Letzte Ausfahrt Marrakesch – Letzte Hoffnung Luxemburg?
Nach Großbritannien und Frankreich rutscht nun auch noch Belgien in die Krise. Der Streit um den UN-Migrationspakt lässt die Regierungskoalition platzen. Premier Michel will den Pakt trotzdem mittragen.
Fährt er nach Marrakesch, oder fährt er nicht? An dieser auf den ersten Blick harmlosen Frage ist die rechtsliberale Regierungskoalition in Belgien zerbrochen.
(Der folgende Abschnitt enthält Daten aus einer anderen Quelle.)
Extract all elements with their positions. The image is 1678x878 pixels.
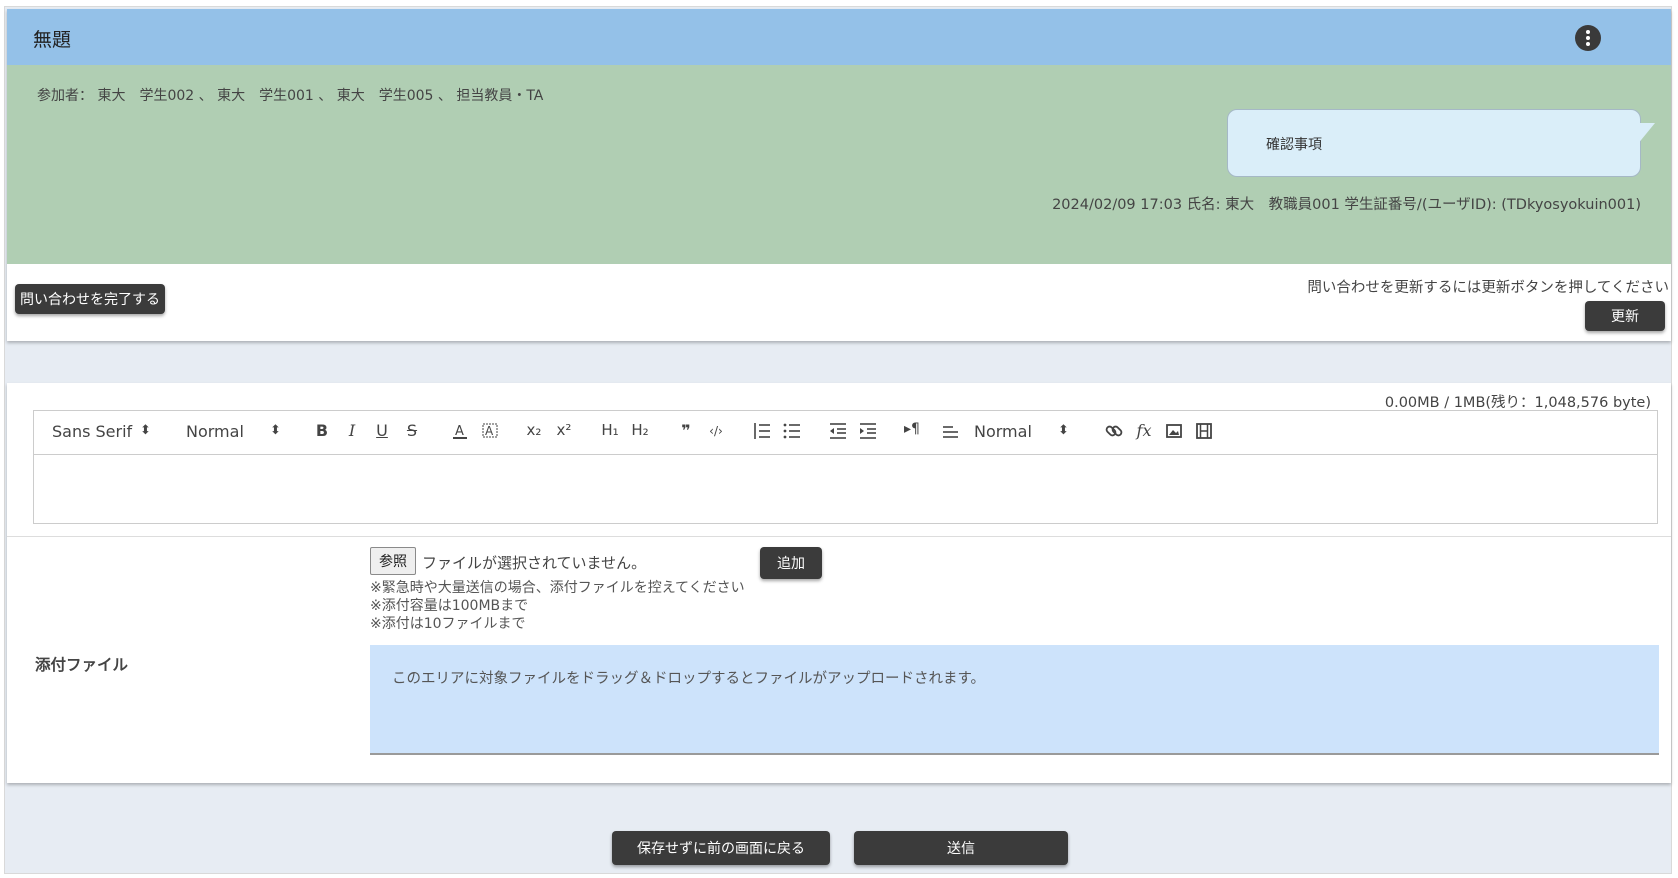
font-family-select[interactable]: Sans Serif ⬍: [52, 422, 151, 441]
page-frame: 無題 参加者： 東大 学生002 、 東大 学生001 、 東大 学生005 、…: [4, 6, 1672, 874]
heading-select[interactable]: Normal ⬍: [974, 422, 1069, 441]
select-arrows-icon: ⬍: [1058, 423, 1069, 438]
video-button[interactable]: [1192, 421, 1216, 443]
highlight-icon: A: [482, 423, 498, 438]
attachment-label: 添付ファイル: [35, 656, 129, 674]
complete-inquiry-button[interactable]: 問い合わせを完了する: [15, 284, 165, 314]
font-family-value: Sans Serif: [52, 422, 133, 441]
message-thread: 参加者： 東大 学生002 、 東大 学生001 、 東大 学生005 、 担当…: [7, 65, 1671, 264]
file-drop-zone[interactable]: このエリアに対象ファイルをドラッグ＆ドロップするとファイルがアップロードされます…: [370, 645, 1659, 755]
message-bubble: 確認事項: [1227, 109, 1641, 177]
font-size-select[interactable]: Normal ⬍: [186, 422, 281, 441]
superscript-button[interactable]: x²: [552, 421, 576, 443]
browse-file-button[interactable]: 参照: [370, 547, 416, 575]
link-icon: [1105, 425, 1123, 437]
drop-zone-text: このエリアに対象ファイルをドラッグ＆ドロップするとファイルがアップロードされます…: [392, 671, 986, 687]
heading-value: Normal: [974, 422, 1032, 441]
refresh-hint: 問い合わせを更新するには更新ボタンを押してください: [1307, 280, 1669, 296]
message-meta: 2024/02/09 17:03 氏名: 東大 教職員001 学生証番号/(ユー…: [1052, 197, 1641, 213]
text-color-button[interactable]: A: [448, 421, 472, 443]
select-arrows-icon: ⬍: [140, 423, 151, 438]
inquiry-card: 無題 参加者： 東大 学生002 、 東大 学生001 、 東大 学生005 、…: [7, 9, 1671, 341]
message-bubble-tail: [1637, 123, 1655, 145]
svg-text:A: A: [455, 424, 464, 439]
attachment-note: ※添付容量は100MBまで: [370, 598, 529, 614]
capacity-indicator: 0.00MB / 1MB(残り：1,048,576 byte): [1384, 395, 1651, 411]
add-attachment-button[interactable]: 追加: [760, 547, 822, 579]
underline-button[interactable]: U: [370, 421, 394, 443]
participants-list: 参加者： 東大 学生002 、 東大 学生001 、 東大 学生005 、 担当…: [37, 88, 544, 104]
font-size-value: Normal: [186, 422, 244, 441]
strike-button[interactable]: S: [400, 421, 424, 443]
subscript-button[interactable]: x₂: [522, 421, 546, 443]
indent-button[interactable]: [856, 421, 880, 443]
outdent-button[interactable]: [826, 421, 850, 443]
heading2-button[interactable]: H₂: [628, 421, 652, 443]
message-text: 確認事項: [1266, 137, 1322, 153]
text-color-icon: A: [453, 424, 467, 439]
attachment-notes: ※緊急時や大量送信の場合、添付ファイルを控えてください ※添付容量は100MBま…: [370, 579, 745, 633]
text-direction-button[interactable]: ▸¶: [900, 421, 924, 443]
back-without-saving-button[interactable]: 保存せずに前の画面に戻る: [612, 831, 830, 865]
formula-button[interactable]: fx: [1132, 421, 1156, 443]
bullet-list-icon: [783, 423, 800, 439]
align-button[interactable]: [938, 421, 962, 443]
reply-card: 0.00MB / 1MB(残り：1,048,576 byte) Sans Ser…: [7, 383, 1671, 783]
video-icon: [1196, 423, 1212, 439]
page-title: 無題: [33, 29, 72, 51]
refresh-button[interactable]: 更新: [1585, 301, 1665, 331]
more-vertical-icon[interactable]: [1575, 25, 1601, 51]
select-arrows-icon: ⬍: [270, 423, 281, 438]
send-button[interactable]: 送信: [854, 831, 1068, 865]
heading1-button[interactable]: H₁: [598, 421, 622, 443]
align-left-icon: [943, 426, 958, 438]
divider: [7, 536, 1671, 537]
image-button[interactable]: [1162, 421, 1186, 443]
bold-button[interactable]: B: [310, 421, 334, 443]
svg-text:A: A: [485, 424, 494, 438]
editor-toolbar: Sans Serif ⬍ Normal ⬍ B I U S A A x₂ x² …: [34, 411, 1657, 455]
editor-text-area[interactable]: [34, 455, 1657, 523]
background-color-button[interactable]: A: [478, 421, 502, 443]
image-icon: [1166, 424, 1182, 438]
indent-icon: [860, 423, 876, 439]
ordered-list-icon: [754, 423, 770, 439]
code-block-button[interactable]: ‹/›: [704, 424, 728, 446]
italic-button[interactable]: I: [340, 421, 364, 443]
title-bar: 無題: [7, 9, 1671, 65]
ordered-list-button[interactable]: [750, 421, 774, 443]
attachment-note: ※緊急時や大量送信の場合、添付ファイルを控えてください: [370, 580, 745, 596]
blockquote-button[interactable]: ❞: [674, 421, 698, 443]
bullet-list-button[interactable]: [780, 421, 804, 443]
link-button[interactable]: [1102, 421, 1126, 443]
attachment-note: ※添付は10ファイルまで: [370, 616, 526, 632]
file-status: ファイルが選択されていません。: [422, 554, 647, 572]
rich-text-editor: Sans Serif ⬍ Normal ⬍ B I U S A A x₂ x² …: [33, 410, 1658, 524]
outdent-icon: [830, 423, 846, 439]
Premierminister Michel will am Montag nach Marrakesch fliegen, um den UN-Migrationspakt zu billigen. Die nationalistische flämische Partei N-VA war strikt dagegen – und drohte mit Rückzug aus der Regierung.
Tagelang zog sich der Machtkampf hin, noch am Samstag schien der Ausgang völlig offen. Doch gegen Mitternacht gab Premier Michel bekannt, dass die N-VA den Rückzug angetreten habe.
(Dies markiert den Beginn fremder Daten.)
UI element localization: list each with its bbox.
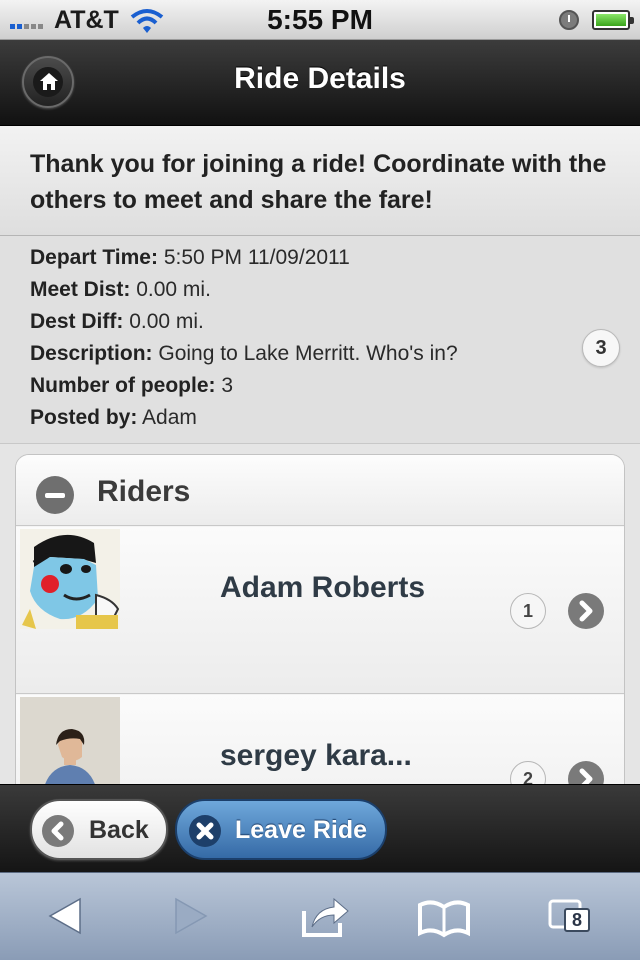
page-header: Ride Details	[0, 40, 640, 126]
share-arrow-icon	[302, 897, 349, 937]
content-area[interactable]: Thank you for joining a ride! Coordinate…	[0, 126, 640, 784]
browser-back-button[interactable]	[36, 891, 96, 943]
share-button[interactable]	[294, 891, 354, 943]
number-of-people-value: 3	[221, 374, 234, 397]
back-arrow-icon	[42, 815, 74, 847]
alarm-clock-icon	[559, 10, 579, 30]
rider-list-item[interactable]: Adam Roberts 1	[16, 527, 624, 694]
riders-header[interactable]: Riders	[16, 455, 624, 526]
description-value: Going to Lake Merritt. Who's in?	[158, 342, 458, 365]
rider-avatar	[20, 529, 120, 629]
posted-by-row: Posted by: Adam	[30, 402, 610, 434]
book-icon	[418, 900, 470, 938]
page-title: Ride Details	[234, 62, 406, 95]
description-label: Description:	[30, 342, 153, 365]
riders-title: Riders	[97, 475, 191, 508]
status-bar: AT&T 5:55 PM	[0, 0, 640, 40]
back-button[interactable]: Back	[30, 799, 168, 860]
close-x-icon	[189, 815, 221, 847]
rider-avatar	[20, 697, 120, 784]
leave-ride-label: Leave Ride	[235, 816, 368, 844]
dest-diff-value: 0.00 mi.	[129, 310, 204, 333]
number-of-people-row: Number of people: 3	[30, 370, 610, 402]
meet-dist-row: Meet Dist: 0.00 mi.	[30, 274, 610, 306]
bookmarks-button[interactable]	[414, 891, 474, 943]
browser-toolbar	[0, 872, 640, 960]
meet-dist-label: Meet Dist:	[30, 278, 131, 301]
depart-time-row: Depart Time: 5:50 PM 11/09/2011	[30, 242, 610, 274]
join-confirmation-banner: Thank you for joining a ride! Coordinate…	[0, 126, 640, 236]
open-tabs-count: 8	[564, 908, 590, 932]
chevron-right-icon	[568, 593, 604, 629]
rider-name: Adam Roberts	[220, 571, 426, 604]
dest-diff-label: Dest Diff:	[30, 310, 124, 333]
collapse-minus-icon	[36, 476, 74, 514]
footer-toolbar: Back Leave Ride	[0, 784, 640, 872]
dest-diff-row: Dest Diff: 0.00 mi.	[30, 306, 610, 338]
back-triangle-icon	[48, 897, 81, 935]
chevron-right-icon	[568, 761, 604, 784]
browser-forward-button[interactable]	[158, 891, 218, 943]
ride-details: Depart Time: 5:50 PM 11/09/2011 Meet Dis…	[0, 236, 640, 444]
riders-collapsible: Riders Adam Roberts 1 sergey kara... 2	[15, 454, 625, 784]
clock-time: 5:55 PM	[267, 4, 373, 35]
posted-by-value: Adam	[142, 406, 197, 429]
rider-list-item[interactable]: sergey kara... 2	[16, 695, 624, 784]
posted-by-label: Posted by:	[30, 406, 138, 429]
back-button-label: Back	[89, 816, 149, 844]
battery-icon	[592, 10, 634, 30]
forward-triangle-icon	[175, 897, 208, 935]
rider-count-badge: 2	[510, 761, 546, 784]
number-of-people-label: Number of people:	[30, 374, 216, 397]
depart-time-label: Depart Time:	[30, 246, 158, 269]
leave-ride-button[interactable]: Leave Ride	[175, 799, 387, 860]
rider-count-badge: 1	[510, 593, 546, 629]
meet-dist-value: 0.00 mi.	[136, 278, 211, 301]
rider-name: sergey kara...	[220, 739, 412, 772]
description-row: Description: Going to Lake Merritt. Who'…	[30, 338, 610, 370]
people-count-badge: 3	[582, 329, 620, 367]
depart-time-value: 5:50 PM 11/09/2011	[163, 246, 350, 269]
Wenige Stunden später erklärten Innenminister Jambon und der für seinen provokanten Stil bekannte Migrationsminister Franken (beide N-VA) tatsächlich den Rücktritt. König Philippe nahm ihre Demission ohne Zögern an.
Noch am Sonntag ernannte Michel die Nachfolger für die N-VA-Minister. Der Christdemokrat Pieter de Crem soll Innenminister werden, der erfahrene liberale Politiker Didier Reynders soll das Verteidigungsressort übernehmen.
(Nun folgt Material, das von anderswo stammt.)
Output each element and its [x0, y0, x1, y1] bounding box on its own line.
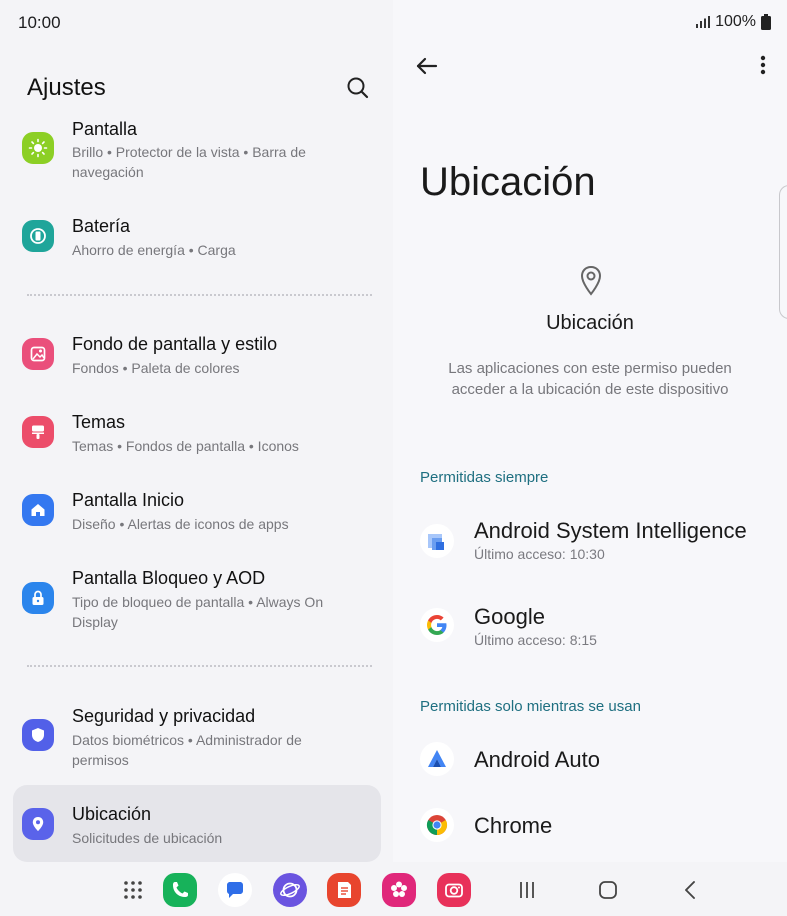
home-icon [22, 494, 54, 526]
section-header-always: Permitidas siempre [420, 469, 549, 486]
settings-item-title: Fondo de pantalla y estilo [72, 334, 278, 354]
settings-item-bateria[interactable]: Batería Ahorro de energía • Carga [13, 200, 381, 276]
apps-grid-icon [124, 881, 142, 899]
settings-item-pantalla-inicio[interactable]: Pantalla Inicio Diseño • Alertas de icon… [13, 474, 381, 550]
app-last-access: Último acceso: 8:15 [474, 632, 597, 648]
settings-item-title: Pantalla Inicio [72, 490, 185, 510]
settings-item-subtitle: Ahorro de energía • Carga [72, 242, 236, 258]
gallery-app-button[interactable] [382, 873, 416, 907]
settings-item-ubicacion[interactable]: Ubicación Solicitudes de ubicación [13, 785, 381, 862]
internet-icon [280, 882, 300, 898]
back-button[interactable] [413, 52, 441, 80]
location-detail-pane: 100% Ubicación Ubicación Las aplicacione… [393, 0, 787, 862]
settings-item-subtitle: Tipo de bloqueo de pantalla • Always On … [72, 594, 324, 630]
more-vertical-icon [760, 55, 766, 75]
location-pin-icon [577, 264, 605, 298]
settings-pane: 10:00 Ajustes Pantalla Brillo • Protecto… [0, 0, 393, 862]
battery-percent: 100% [715, 13, 756, 30]
app-last-access: Último acceso: 10:30 [474, 546, 605, 562]
notes-icon [338, 882, 351, 898]
more-options-button[interactable] [751, 52, 775, 80]
settings-item-title: Seguridad y privacidad [72, 706, 256, 726]
section-divider [27, 294, 372, 296]
status-bar-right: 100% [696, 13, 771, 31]
battery-icon [22, 220, 54, 252]
search-button[interactable] [344, 74, 372, 102]
settings-item-title: Batería [72, 216, 131, 236]
settings-item-title: Ubicación [72, 804, 152, 824]
home-nav-icon [599, 881, 617, 899]
arrow-left-icon [416, 57, 438, 75]
settings-item-fondo[interactable]: Fondo de pantalla y estilo Fondos • Pale… [13, 318, 381, 394]
apps-grid-button[interactable] [116, 873, 150, 907]
google-icon [420, 608, 454, 642]
app-row-google[interactable]: Google Último acceso: 8:15 [393, 596, 787, 656]
messages-icon [227, 882, 243, 898]
settings-item-bloqueo[interactable]: Pantalla Bloqueo y AOD Tipo de bloqueo d… [13, 552, 381, 648]
app-row-android-auto[interactable]: Android Auto [393, 730, 787, 790]
settings-item-seguridad[interactable]: Seguridad y privacidad Datos biométricos… [13, 690, 381, 784]
app-name: Android System Intelligence [474, 518, 747, 543]
camera-app-button[interactable] [437, 873, 471, 907]
phone-icon [173, 882, 188, 897]
android-auto-icon [420, 742, 454, 776]
settings-item-title: Pantalla Bloqueo y AOD [72, 568, 266, 588]
theme-brush-icon [22, 416, 54, 448]
internet-app-button[interactable] [273, 873, 307, 907]
taskbar [0, 862, 787, 916]
chrome-icon [420, 808, 454, 842]
page-title: Ubicación [420, 160, 596, 204]
settings-item-subtitle: Temas • Fondos de pantalla • Iconos [72, 438, 299, 454]
permission-description: Las aplicaciones con este permiso pueden… [448, 360, 732, 398]
settings-item-temas[interactable]: Temas Temas • Fondos de pantalla • Icono… [13, 396, 381, 472]
app-row-android-system-intelligence[interactable]: Android System Intelligence Último acces… [393, 510, 787, 570]
android-system-intelligence-icon [420, 524, 454, 558]
app-name: Chrome [474, 813, 553, 838]
settings-item-subtitle: Brillo • Protector de la vista • Barra d… [72, 144, 306, 180]
phone-app-button[interactable] [163, 873, 197, 907]
settings-title: Ajustes [27, 74, 106, 101]
camera-icon [445, 883, 463, 898]
settings-item-subtitle: Fondos • Paleta de colores [72, 360, 240, 376]
status-time: 10:00 [18, 13, 61, 32]
settings-item-subtitle: Datos biométricos • Administrador de per… [72, 732, 302, 768]
settings-item-title: Pantalla [72, 119, 138, 139]
home-button[interactable] [594, 876, 622, 904]
settings-item-title: Temas [72, 412, 126, 432]
app-row-chrome[interactable]: Chrome [393, 796, 787, 856]
signal-icon [696, 16, 711, 28]
lock-icon [22, 582, 54, 614]
recent-apps-button[interactable] [513, 876, 541, 904]
section-header-in-use: Permitidas solo mientras se usan [420, 698, 641, 715]
permission-title: Ubicación [546, 312, 634, 334]
section-divider [27, 665, 372, 667]
scroll-handle[interactable] [779, 185, 787, 319]
battery-status-icon [761, 14, 771, 30]
notes-app-button[interactable] [327, 873, 361, 907]
settings-item-subtitle: Solicitudes de ubicación [72, 830, 223, 846]
settings-item-subtitle: Diseño • Alertas de iconos de apps [72, 516, 289, 532]
flower-icon [391, 881, 407, 897]
location-pin-icon [22, 808, 54, 840]
settings-item-pantalla[interactable]: Pantalla Brillo • Protector de la vista … [13, 110, 381, 194]
shield-icon [22, 719, 54, 751]
messages-app-button[interactable] [218, 873, 252, 907]
sun-icon [22, 132, 54, 164]
back-nav-button[interactable] [676, 876, 704, 904]
recents-icon [520, 882, 534, 898]
app-name: Android Auto [474, 747, 600, 772]
app-name: Google [474, 604, 545, 629]
wallpaper-icon [22, 338, 54, 370]
search-icon [347, 77, 369, 99]
chevron-left-icon [685, 881, 695, 899]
Die Regierungskrise ist damit beendet – zumindest auf dem Papier. Die Verfassung schreibe nicht vor, dass er für sein neues Kabinett ein Vertrauensvotum im Parlament einhole, erklärte Michel.
Allerdings bleibt abzuwarten, ob dies alle Parteien so sehen. Dass die Regierung „Michel II“ bis zur Wahl durchhält, ist keineswegs sicher. Vor allem die Verabschiedung des Haushalts könnte zum Problem werden.
Brüssel wackelt, London bangt, Paris brennt – nur ein Jahr, nachdem EU-Kommissionschef Juncker “wieder Wind in den Segeln” verspürte, rutscht Westeuropa in die Krise.
Ein Trauerspiel – denn den Neustart, den Juncker wagen wollte, hat die EU komplett in den Sand gesetzt. Jetzt ist jeder nur noch mit sich beschäftigt – Motto: Rette sich, wer kann!
Siehe auch “UN-Migrationspakt spaltet die EU” und “Der verhinderte Neustart” (E-Book)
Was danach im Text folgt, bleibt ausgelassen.